Search code examples
perlmojo-dom

Using Mojo::DOM to extract untagged text after heading


I'm trying to extract some text without tags from a HTML file using Mojo::DOM (I'm new at this). In particular, the description text after the H2 heading (there are other headings in the file).

<h2>Description</h2>This text is the description<div class="footer">[<a href="/contrib/rev/1597/2795/">Edit description</a>

I've been able to find the heading, but don't know how to access the text after is, since I have not tag to jump to...

my $dom = Mojo::DOM->new( $htmlfile );
my $desc = $dom
    ->find('h2')
    ->grep(sub { $_->all_text =~ /Description/ })
    ->first;

Can anyone recommend to me a way how to grab the "This text is the description" string?


Solution

  • One can go through all nodes, what also catches those which aren't inside an HTML element (tag).
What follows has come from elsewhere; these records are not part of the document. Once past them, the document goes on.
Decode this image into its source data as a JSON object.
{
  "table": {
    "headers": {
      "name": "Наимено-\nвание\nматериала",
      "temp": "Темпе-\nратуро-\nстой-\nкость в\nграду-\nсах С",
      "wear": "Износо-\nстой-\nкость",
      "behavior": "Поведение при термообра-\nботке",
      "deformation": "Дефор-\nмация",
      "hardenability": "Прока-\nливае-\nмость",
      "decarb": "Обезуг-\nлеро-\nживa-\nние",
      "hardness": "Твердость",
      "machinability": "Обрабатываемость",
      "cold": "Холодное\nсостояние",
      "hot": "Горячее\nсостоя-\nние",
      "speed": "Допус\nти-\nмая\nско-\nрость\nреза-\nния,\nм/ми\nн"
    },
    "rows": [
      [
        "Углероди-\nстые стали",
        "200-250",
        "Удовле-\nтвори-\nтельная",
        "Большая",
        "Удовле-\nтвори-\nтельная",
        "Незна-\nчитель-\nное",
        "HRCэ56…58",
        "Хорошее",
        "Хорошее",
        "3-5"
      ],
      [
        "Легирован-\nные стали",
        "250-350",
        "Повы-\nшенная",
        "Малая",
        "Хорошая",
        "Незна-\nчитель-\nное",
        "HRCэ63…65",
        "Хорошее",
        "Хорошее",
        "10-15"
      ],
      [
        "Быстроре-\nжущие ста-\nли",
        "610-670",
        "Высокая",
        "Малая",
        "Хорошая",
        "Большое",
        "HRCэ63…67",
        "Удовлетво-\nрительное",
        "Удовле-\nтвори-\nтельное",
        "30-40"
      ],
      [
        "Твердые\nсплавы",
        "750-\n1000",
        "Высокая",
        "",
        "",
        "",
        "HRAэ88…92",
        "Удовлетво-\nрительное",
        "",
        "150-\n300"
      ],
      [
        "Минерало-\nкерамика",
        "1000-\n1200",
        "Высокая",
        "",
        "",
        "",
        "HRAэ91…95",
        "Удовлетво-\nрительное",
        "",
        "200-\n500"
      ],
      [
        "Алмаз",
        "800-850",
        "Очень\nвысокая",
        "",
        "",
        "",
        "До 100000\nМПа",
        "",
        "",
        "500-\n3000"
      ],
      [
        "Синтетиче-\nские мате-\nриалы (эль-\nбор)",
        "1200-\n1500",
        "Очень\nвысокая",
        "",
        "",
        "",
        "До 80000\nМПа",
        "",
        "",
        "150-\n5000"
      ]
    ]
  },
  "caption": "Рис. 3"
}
Then use the fact that you need the node that follows the h2 tag.

    More precisely, it follows the text-node which is the child of the (identifiable) h2 tag-node.

    use warnings;
    use strict;
    use feature 'say';
    
    use Mojo::DOM;
    
    my $html = q(<h2>Description</h2> This text is the description <p>More...</p>);
    
    my $dom = Mojo::DOM->new($html);
    
    my $is_next = 0;
    
    foreach my $node ($dom->descendant_nodes->each) { 
        my $par = $node->parent;
        if ($node->type eq 'text' and $par->type eq 'tag' and $par->tag eq 'h2') { 
            $is_next = 1;
        }   
        elsif ($is_next) {
            say $node;       #-->   This text is the description
            $is_next = 0;
        }   
    }
    

    More criteria for exactly which h2 nodes are of interest can be added (unless it's really all such nodes), by interrogating either the previous text-node (text of the h2 tag) or its parent (the tag).
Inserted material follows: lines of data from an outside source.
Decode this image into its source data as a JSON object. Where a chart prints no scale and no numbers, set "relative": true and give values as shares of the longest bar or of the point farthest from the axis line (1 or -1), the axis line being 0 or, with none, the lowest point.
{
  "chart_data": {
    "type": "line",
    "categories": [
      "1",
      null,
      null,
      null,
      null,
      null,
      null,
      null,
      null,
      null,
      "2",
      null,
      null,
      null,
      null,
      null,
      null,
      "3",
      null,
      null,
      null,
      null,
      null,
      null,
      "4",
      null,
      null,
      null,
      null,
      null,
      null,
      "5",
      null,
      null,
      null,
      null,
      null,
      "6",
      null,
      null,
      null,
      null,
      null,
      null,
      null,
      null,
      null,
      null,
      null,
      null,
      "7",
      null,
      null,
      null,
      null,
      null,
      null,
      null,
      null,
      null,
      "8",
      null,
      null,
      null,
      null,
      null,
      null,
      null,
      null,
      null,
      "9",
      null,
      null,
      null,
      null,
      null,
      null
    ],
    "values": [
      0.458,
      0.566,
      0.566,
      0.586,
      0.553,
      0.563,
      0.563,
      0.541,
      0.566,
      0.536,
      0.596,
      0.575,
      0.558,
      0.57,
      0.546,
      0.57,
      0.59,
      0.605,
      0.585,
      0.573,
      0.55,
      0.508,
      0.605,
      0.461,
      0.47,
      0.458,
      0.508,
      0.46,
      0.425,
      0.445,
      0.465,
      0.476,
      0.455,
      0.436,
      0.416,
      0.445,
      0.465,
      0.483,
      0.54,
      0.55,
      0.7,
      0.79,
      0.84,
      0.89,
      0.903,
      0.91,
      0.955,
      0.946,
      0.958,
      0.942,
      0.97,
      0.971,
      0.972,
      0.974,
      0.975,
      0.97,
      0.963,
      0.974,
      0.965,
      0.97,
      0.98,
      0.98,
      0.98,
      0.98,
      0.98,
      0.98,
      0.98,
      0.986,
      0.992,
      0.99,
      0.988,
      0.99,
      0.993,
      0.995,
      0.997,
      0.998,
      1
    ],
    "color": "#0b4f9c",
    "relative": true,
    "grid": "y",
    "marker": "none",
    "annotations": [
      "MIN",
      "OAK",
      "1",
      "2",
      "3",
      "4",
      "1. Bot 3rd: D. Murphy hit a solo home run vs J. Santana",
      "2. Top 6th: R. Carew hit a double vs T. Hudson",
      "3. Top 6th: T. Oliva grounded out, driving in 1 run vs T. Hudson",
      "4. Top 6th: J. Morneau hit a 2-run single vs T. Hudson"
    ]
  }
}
    The node itself should likely be checked as well, for example to see whether it's indeed just loose text and not actually a next tag.

    I've tested with far more complex HTML; the above is a near-minimal testable markup.


    In this simple example just $dom->text catches the needed text. However, that won't be the case in more complex fragments where the sought text doesn't come after the very first element.